Piciocchi: "La Genova della Salis tra Cgil, Italia Viva e riformismo di facciata, presto le prime spaccature del 'campo largo'"
di R.P.
"Cosa pensa Renzi, che vuole intestarsi la vittoria genovese, della neosindaca che voterà 'Sì' al referendum contro il suo Jobs Act?"

In un intervento pungente, Pietro Piciocchi – ex vicesindaco e sconfitto alle elezioni da Silvia Salis – ha commentato con tono critico l'attuale scenario cittadino post-elettorale, puntando l’attenzione sulle prime contraddizioni emerse all’interno della coalizione che ha sostenuto la neo sindaca di Genova.
Piciocchi non nasconde l’ironia nel constatare come Matteo Renzi – leader di Italia Viva – abbia scelto proprio Genova per ospitare l’assemblea nazionale del partito, nel tentativo di intestarsi il successo elettorale della Salis. Ma il cortocircuito politico è subito evidente: "Chissà cosa pensa Renzi, che porta a Genova l'assemblea di Italia Viva per intestarsi la vittoria di Silvia Salis, delle dichiarazioni della neo Sindaca che annuncia davanti ad una CGIL in visibilio che voterà un convinto SÌ al referendum contro il suo Jobs Act."
L’affondo prosegue chiamando in causa Raffaella Paita, che solo pochi giorni fa "attribuiva al suo partito il merito di avere scovato alla Leopolda la Salis", sottolineando i legami della neo sindaca con l’universo renziano attraverso il marito, "regista storico" della Leopolda e sostenitore dell’ex premier toscano. Una narrazione che si scontra però con le dichiarazioni recenti dello stesso Renzi, che dalle colonne del Corriere della Sera ha bollato come "sinistra massimalista" quella a favore del referendum abrogativo del Jobs Act, accusando la CGIL di avere "uno sguardo ideologico rivolto al passato". Una presa di posizione che stride clamorosamente con l’immagine di una Salis che, sul palco del Teatro Verdi, in chiusura della campagna referendaria della CGIL, raccoglie ovazioni annunciando: "Uno dei miei primi provvedimenti sarà il salario minimo." Un annuncio che per Piciocchi ha un peso politico non da poco, specie se si considera che Renzi in passato aveva definito il salario minimo "una pagliacciata demagogica". Da qui, l'interrogativo, che resta in sospeso: "Resta da capire, casomai ci sarà un Assessore di Italia Viva nella nuova Giunta, quale sarà il suo voto su questa delibera".

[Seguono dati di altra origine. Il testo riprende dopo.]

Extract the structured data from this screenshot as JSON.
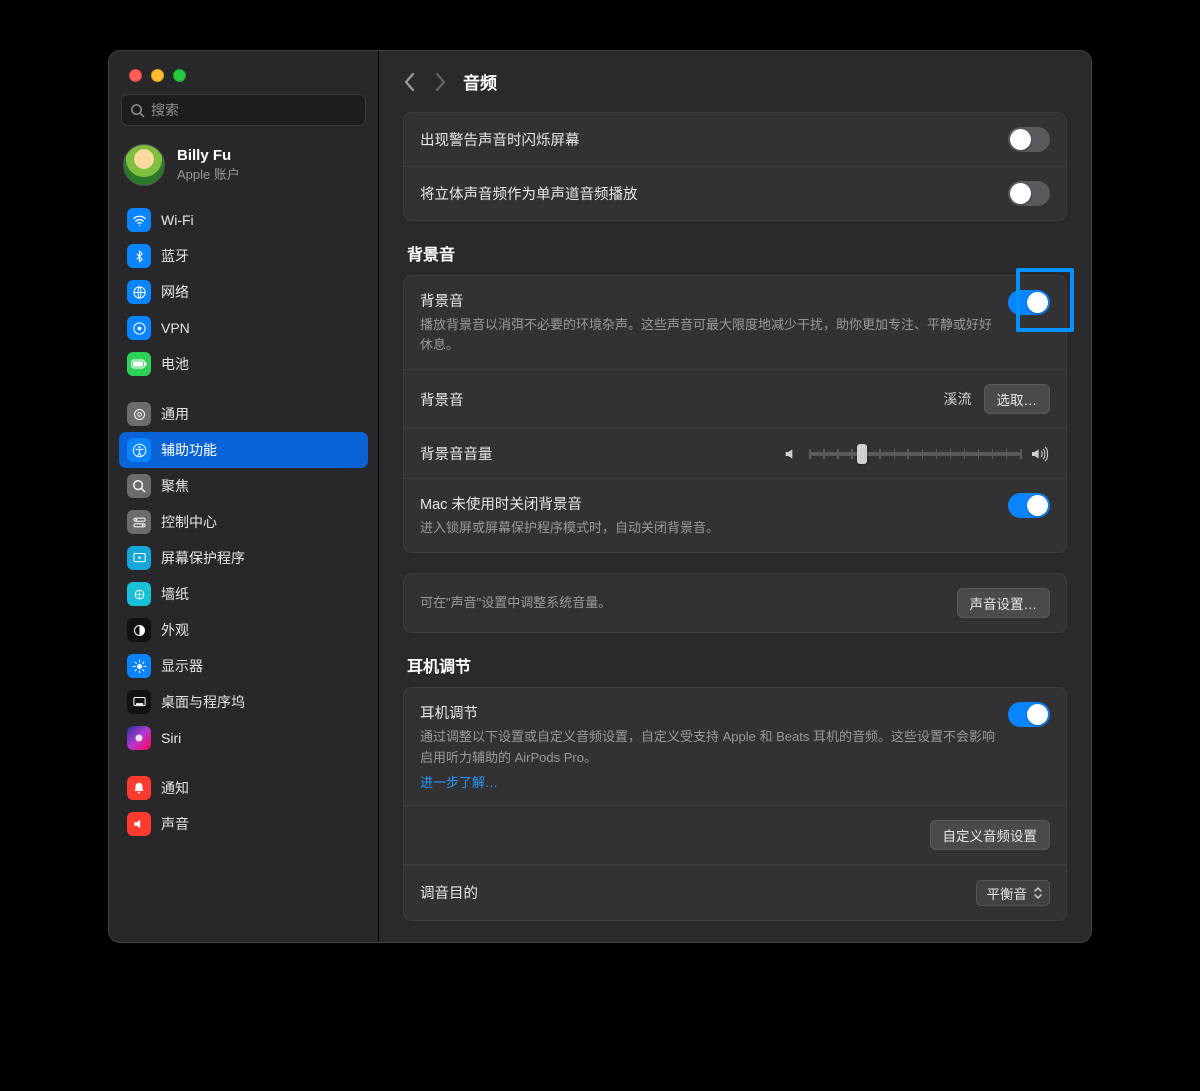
{
  "sidebar": {
    "search_placeholder": "搜索",
    "account": {
      "name": "Billy Fu",
      "sub": "Apple 账户"
    },
    "items": [
      {
        "label": "Wi-Fi"
      },
      {
        "label": "蓝牙"
      },
      {
        "label": "网络"
      },
      {
        "label": "VPN"
      },
      {
        "label": "电池"
      }
    ],
    "items2": [
      {
        "label": "通用"
      },
      {
        "label": "辅助功能"
      },
      {
        "label": "聚焦"
      },
      {
        "label": "控制中心"
      },
      {
        "label": "屏幕保护程序"
      },
      {
        "label": "墙纸"
      },
      {
        "label": "外观"
      },
      {
        "label": "显示器"
      },
      {
        "label": "桌面与程序坞"
      },
      {
        "label": "Siri"
      }
    ],
    "items3": [
      {
        "label": "通知"
      },
      {
        "label": "声音"
      }
    ]
  },
  "header": {
    "title": "音频"
  },
  "rows": {
    "flash_screen": "出现警告声音时闪烁屏幕",
    "mono_audio": "将立体声音频作为单声道音频播放"
  },
  "bg": {
    "section_title": "背景音",
    "title": "背景音",
    "desc": "播放背景音以消弭不必要的环境杂声。这些声音可最大限度地减少干扰，助你更加专注、平静或好好休息。",
    "sound_label": "背景音",
    "sound_value": "溪流",
    "choose": "选取…",
    "volume_label": "背景音音量",
    "volume_percent": 25,
    "close_unused_title": "Mac 未使用时关闭背景音",
    "close_unused_desc": "进入锁屏或屏幕保护程序模式时，自动关闭背景音。",
    "system_note": "可在\"声音\"设置中调整系统音量。",
    "sound_settings_btn": "声音设置…"
  },
  "headphone": {
    "section_title": "耳机调节",
    "title": "耳机调节",
    "desc": "通过调整以下设置或自定义音频设置，自定义受支持 Apple 和 Beats 耳机的音频。这些设置不会影响启用听力辅助的 AirPods Pro。",
    "learn_more": "进一步了解…",
    "custom_btn": "自定义音频设置",
    "tune_target_label": "调音目的",
    "tune_target_value": "平衡音"
  }
}
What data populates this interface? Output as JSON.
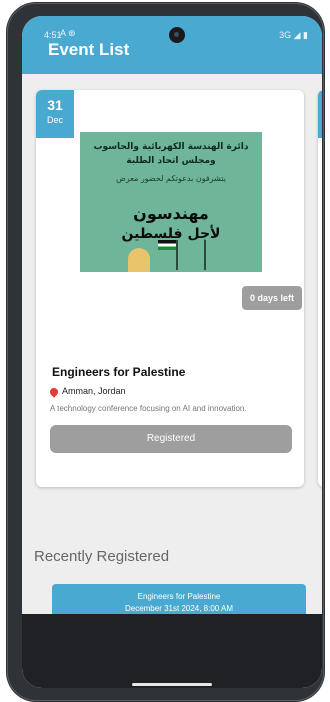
{
  "status_bar": {
    "time": "4:51",
    "indicators": "A ⊛",
    "network": "3G ◢ ▮"
  },
  "app": {
    "title": "Event List"
  },
  "event_card": {
    "day": "31",
    "month": "Dec",
    "poster_lines": [
      "دائرة الهندسة الكهربائية والحاسوب",
      "ومجلس اتحاد الطلبة",
      "يتشرفون بدعوتكم لحضور معرض",
      "مهندسون",
      "لأجل فلسطين"
    ],
    "days_left": "0 days left",
    "title": "Engineers for Palestine",
    "location": "Amman, Jordan",
    "description": "A technology conference focusing on AI and innovation.",
    "button_label": "Registered"
  },
  "recent": {
    "heading": "Recently Registered",
    "items": [
      {
        "title": "Engineers for Palestine",
        "datetime": "December 31st 2024, 8:00 AM"
      }
    ]
  },
  "colors": {
    "accent": "#4aa9d0",
    "button_disabled": "#9e9e9e",
    "pin": "#e53935"
  },
  "icons": {
    "location": "location-pin-icon"
  }
}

Piciocchi individua già due certezze in questo scenario carico di tensioni sotterranee. La prima: "Ci troveremo presto davanti alle prime spaccature del cartello elettorale denominato campo largo". Un’alleanza elettorale che, a suo avviso, ha saputo "gestire il vantaggio dei pronostici elettorali senza mai entrare nel dettaglio di un tema che potesse spaccare la compagnia". La seconda, ben più preoccupante secondo l'autore, è di ordine ideologico: "La sinistra approdata al governo cittadino è tutto fuorché riformista. Si presenta a forte trazione estremista e identitaria con un ruolo di primo piano della CGIL". Un giudizio netto, che demolisce il racconto di un’amministrazione orientata al centro.
Piciocchi conclude con sarcasmo: "Con buona pace di Matteo Renzi, di Raffaella Paita e del loro tanto sbandierato riformismo. E anche in barba al leader di Azione Calenda che aveva definito la nostra Sindaca una 'liberale tosta'." E, come spesso accade in politica, affida al tempo il verdetto definitivo: "Anche in questo caso il tempo sarà galantuomo."